C'est pourquoi l'ozonation devrait alors être envisagée comme un traitement de finition, permettant de supprimer les dernières traces de colorant ayant traversé le reste de la chaîne de traitement et qui peuvent induire une coloration résiduelle importante, même s'ils ne sont présents qu'à de très faibles concentrations (13).
CARACTÉRISTIQUES DE L'EFFLUENT
AVANT TRAITEMENT | APRÈS TRAITEMENT (floculation-décantation-ozonation, FeCl₃ ou Al₂(SO₄)₃) | |
---|---|---|
Apparence avant décantation | faiblement turbide, jaune | — |
Apparence après décantation | — | légèrement turbide, quasiment incolore |
Odeur | intense | faible odeur de vernis |
pH | 6,0 | 5,3 |
Résidus à l'évaporation | 2400 mg/l | 2190 mg/l |
Sulfures | 8 mg/l | non détectable |
Phénols non volatils | 19 mg/l | non détectable |
Phénols volatils | 42 mg/l | 40 mg/l |
Hydrocarbures volatils | 140 mg/l | 20 mg/l |
CO₄ | 1940 mg/l | 0 mg/l |
Traitement d'un effluent provenant d'une unité de fabrication de vernis d'après BAUCH et BURCHARD
Bauch et Burchard ont d'ailleurs décrit une chaîne de traitement utilisant l'ozone en finition sur un effluent d'une usine de fabrication de vernis située à Wuppertal, près de Düsseldorf. La chaîne de traitement comprend une floculation au chlorure ferrique et/ou au sulfate d'alumine, une décantation et une ozonation ; le tableau ci-dessus présente les résultats obtenus sur un certain nombre de caractéristiques de l'effluent traité.
Pré-traitement avant une épuration biologique
Depuis quelques années déjà, des essais en laboratoire sont effectués en vue d'étudier les effets de l'ozonation sur l'amélioration de la biodégradabilité de certains effluents provenant de complexes pétrochimiques, ceci afin de permettre ou d'améliorer un traitement ultérieur par voie biologique.

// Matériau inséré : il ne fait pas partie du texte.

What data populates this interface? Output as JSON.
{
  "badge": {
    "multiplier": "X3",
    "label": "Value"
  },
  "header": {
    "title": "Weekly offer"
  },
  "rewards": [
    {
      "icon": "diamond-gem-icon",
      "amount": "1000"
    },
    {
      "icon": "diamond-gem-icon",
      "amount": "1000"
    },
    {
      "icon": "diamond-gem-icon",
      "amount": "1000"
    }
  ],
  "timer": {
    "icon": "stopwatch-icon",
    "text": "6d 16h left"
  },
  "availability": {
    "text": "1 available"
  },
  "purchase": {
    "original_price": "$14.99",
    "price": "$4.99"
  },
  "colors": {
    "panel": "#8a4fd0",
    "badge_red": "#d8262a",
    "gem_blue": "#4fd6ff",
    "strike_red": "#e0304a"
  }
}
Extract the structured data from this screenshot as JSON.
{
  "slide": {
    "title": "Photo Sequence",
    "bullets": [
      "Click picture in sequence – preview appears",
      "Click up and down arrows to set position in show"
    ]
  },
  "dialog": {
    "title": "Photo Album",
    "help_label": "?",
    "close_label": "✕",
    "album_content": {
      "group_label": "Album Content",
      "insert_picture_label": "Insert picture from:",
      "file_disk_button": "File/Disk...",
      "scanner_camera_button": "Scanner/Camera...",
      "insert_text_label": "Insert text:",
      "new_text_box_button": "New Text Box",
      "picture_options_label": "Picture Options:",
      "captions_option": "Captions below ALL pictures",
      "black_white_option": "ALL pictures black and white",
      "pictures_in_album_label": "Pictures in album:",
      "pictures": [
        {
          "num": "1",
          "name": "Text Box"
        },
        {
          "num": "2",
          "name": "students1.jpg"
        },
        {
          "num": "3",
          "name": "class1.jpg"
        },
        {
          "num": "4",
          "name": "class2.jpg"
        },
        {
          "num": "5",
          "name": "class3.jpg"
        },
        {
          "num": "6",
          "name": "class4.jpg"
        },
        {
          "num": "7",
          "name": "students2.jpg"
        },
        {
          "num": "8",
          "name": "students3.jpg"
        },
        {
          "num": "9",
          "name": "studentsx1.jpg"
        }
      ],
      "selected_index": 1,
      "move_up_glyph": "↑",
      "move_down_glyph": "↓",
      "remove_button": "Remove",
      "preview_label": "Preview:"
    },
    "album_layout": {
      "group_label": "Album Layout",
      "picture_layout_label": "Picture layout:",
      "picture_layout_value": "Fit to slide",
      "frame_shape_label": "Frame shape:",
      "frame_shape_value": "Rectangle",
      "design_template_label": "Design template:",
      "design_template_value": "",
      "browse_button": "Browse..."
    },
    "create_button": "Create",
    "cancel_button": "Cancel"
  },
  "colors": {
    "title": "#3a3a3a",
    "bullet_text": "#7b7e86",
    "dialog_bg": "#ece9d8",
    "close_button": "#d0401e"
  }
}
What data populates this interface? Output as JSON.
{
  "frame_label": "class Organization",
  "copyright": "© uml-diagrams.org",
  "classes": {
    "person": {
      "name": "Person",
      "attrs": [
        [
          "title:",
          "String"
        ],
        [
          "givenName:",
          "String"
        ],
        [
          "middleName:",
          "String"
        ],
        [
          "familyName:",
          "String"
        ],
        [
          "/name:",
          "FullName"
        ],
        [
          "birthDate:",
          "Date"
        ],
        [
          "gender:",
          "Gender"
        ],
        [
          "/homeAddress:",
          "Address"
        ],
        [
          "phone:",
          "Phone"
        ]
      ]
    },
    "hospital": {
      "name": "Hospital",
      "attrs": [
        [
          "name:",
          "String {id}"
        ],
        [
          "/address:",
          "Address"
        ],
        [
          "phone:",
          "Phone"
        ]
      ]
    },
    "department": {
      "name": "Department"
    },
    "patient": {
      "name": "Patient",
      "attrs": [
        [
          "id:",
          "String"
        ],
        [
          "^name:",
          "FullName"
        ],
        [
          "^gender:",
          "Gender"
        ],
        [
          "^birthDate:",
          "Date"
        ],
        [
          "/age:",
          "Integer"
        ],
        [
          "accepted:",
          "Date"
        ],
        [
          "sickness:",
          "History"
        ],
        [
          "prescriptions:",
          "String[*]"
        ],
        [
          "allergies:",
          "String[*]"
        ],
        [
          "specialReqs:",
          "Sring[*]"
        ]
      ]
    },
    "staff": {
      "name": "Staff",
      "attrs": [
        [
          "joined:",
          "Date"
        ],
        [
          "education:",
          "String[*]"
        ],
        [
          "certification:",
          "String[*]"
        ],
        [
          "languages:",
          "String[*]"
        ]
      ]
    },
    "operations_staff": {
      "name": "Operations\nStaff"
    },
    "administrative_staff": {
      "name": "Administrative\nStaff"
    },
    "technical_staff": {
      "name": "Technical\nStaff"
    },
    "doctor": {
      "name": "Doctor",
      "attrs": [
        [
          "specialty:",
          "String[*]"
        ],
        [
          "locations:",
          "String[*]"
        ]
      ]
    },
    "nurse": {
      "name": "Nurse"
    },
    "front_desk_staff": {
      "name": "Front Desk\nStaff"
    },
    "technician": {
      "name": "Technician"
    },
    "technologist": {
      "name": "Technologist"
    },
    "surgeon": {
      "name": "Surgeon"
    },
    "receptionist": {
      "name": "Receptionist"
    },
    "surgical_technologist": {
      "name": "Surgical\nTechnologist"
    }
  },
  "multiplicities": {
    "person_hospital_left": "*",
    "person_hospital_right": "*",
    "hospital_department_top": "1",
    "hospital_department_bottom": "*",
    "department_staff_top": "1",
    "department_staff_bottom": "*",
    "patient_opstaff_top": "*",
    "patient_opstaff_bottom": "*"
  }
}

Cette idée a en effet progressé depuis que les études fondamentales concernant les mécanismes réactionnels mis en jeu lors de l'oxydation par l'ozone ont montré que les sous-produits d'oxydation formés étaient généralement plus facilement biodégradables (14). À l'heure actuelle, les résultats obtenus sur des solutions synthétiques ou des effluents reconstitués contenant des produits de type phénols, amines, sulfures et mercaptans sont très prometteurs. Il est cependant évident que ce type de procédé demande avant toute réalisation une étude de faisabilité approfondie.
CONCLUSION
Nous avons eu pour but de présenter quelques-uns des domaines où l'ozone peut permettre de résoudre (au moins partiellement) certains problèmes posés par des rejets urbains et industriels. Comme suite à ces quelques exemples, il semble important de retenir les éléments suivants :
- étant donné la forte charge en matières organiques de la plupart des effluents, l'ozone ne pourra être généralement utilisé qu'à la suite d'un ou plusieurs étages d'épuration permettant d'éliminer une partie importante des composés réducteurs initialement présents ;
- dans le cas où l'ozonation intervient comme unique étape de traitement du fait de sa spécificité, les flux de pollution à oxyder devront cependant rester relativement faibles ;
- enfin, si l'utilisation de l'ozone en vue de permettre la biodégradabilité d'un effluent peut être considérée comme un procédé relativement coûteux, cette technique offre cependant l'avantage d'élargir la gamme des effluents pour lesquels un traitement biologique est envisageable.
NOTA. — La Bibliographie sera fournie par l'auteur aux lecteurs intéressés.